Pompéi, 24 octobre 2025.

Il fait chaud comme dans un four à pizza et j’ai l’impression d’être une garniture étalée sur ce sol de pavés cassés, croûte carbonisée d’un monde qui aurait trop cuit. Le ciel brille comme une plaque en inox et chaque rayon du soleil semble vouloir me scalper un morceau de peau en souvenir. J’ai les chaussettes humides, la nuque poisseuse, et le goût de la crème solaire de Giselle qui m’a contaminé pendant le trajet en bus.
Devant nous, une guide du groupe d’avant hurle en espagnol avec la ferveur d’une vendeuse de mixeur.

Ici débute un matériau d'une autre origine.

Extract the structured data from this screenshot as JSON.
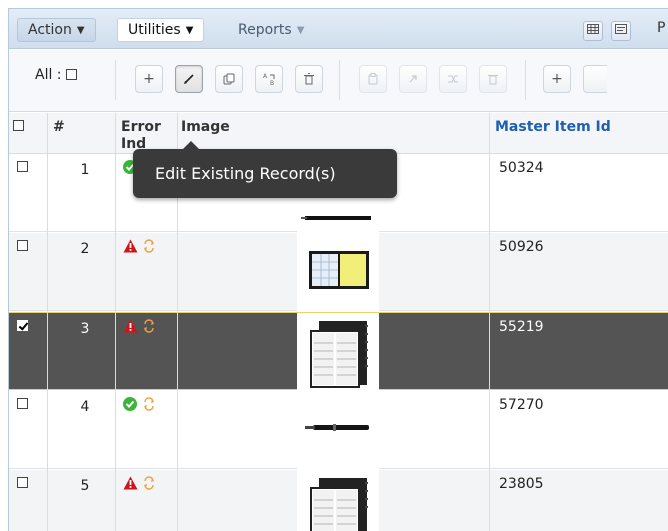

Son micro grésille, on dirait qu’elle annonce un crash imminent. Le vent transporte son cri jusqu’à nous en même temps que des relents de sueur, de plastique fondu et de vieux os. Ça sent la mort patrimoniale, une mort homologuée par l’UNESCO.

À côté de moi, ma femme Giselle traîne les pieds. Elle ne marche pas, non, elle traîne physiquement des pieds comme si elle essayait de labourer la rue. Elle râle depuis la porte d’entrée.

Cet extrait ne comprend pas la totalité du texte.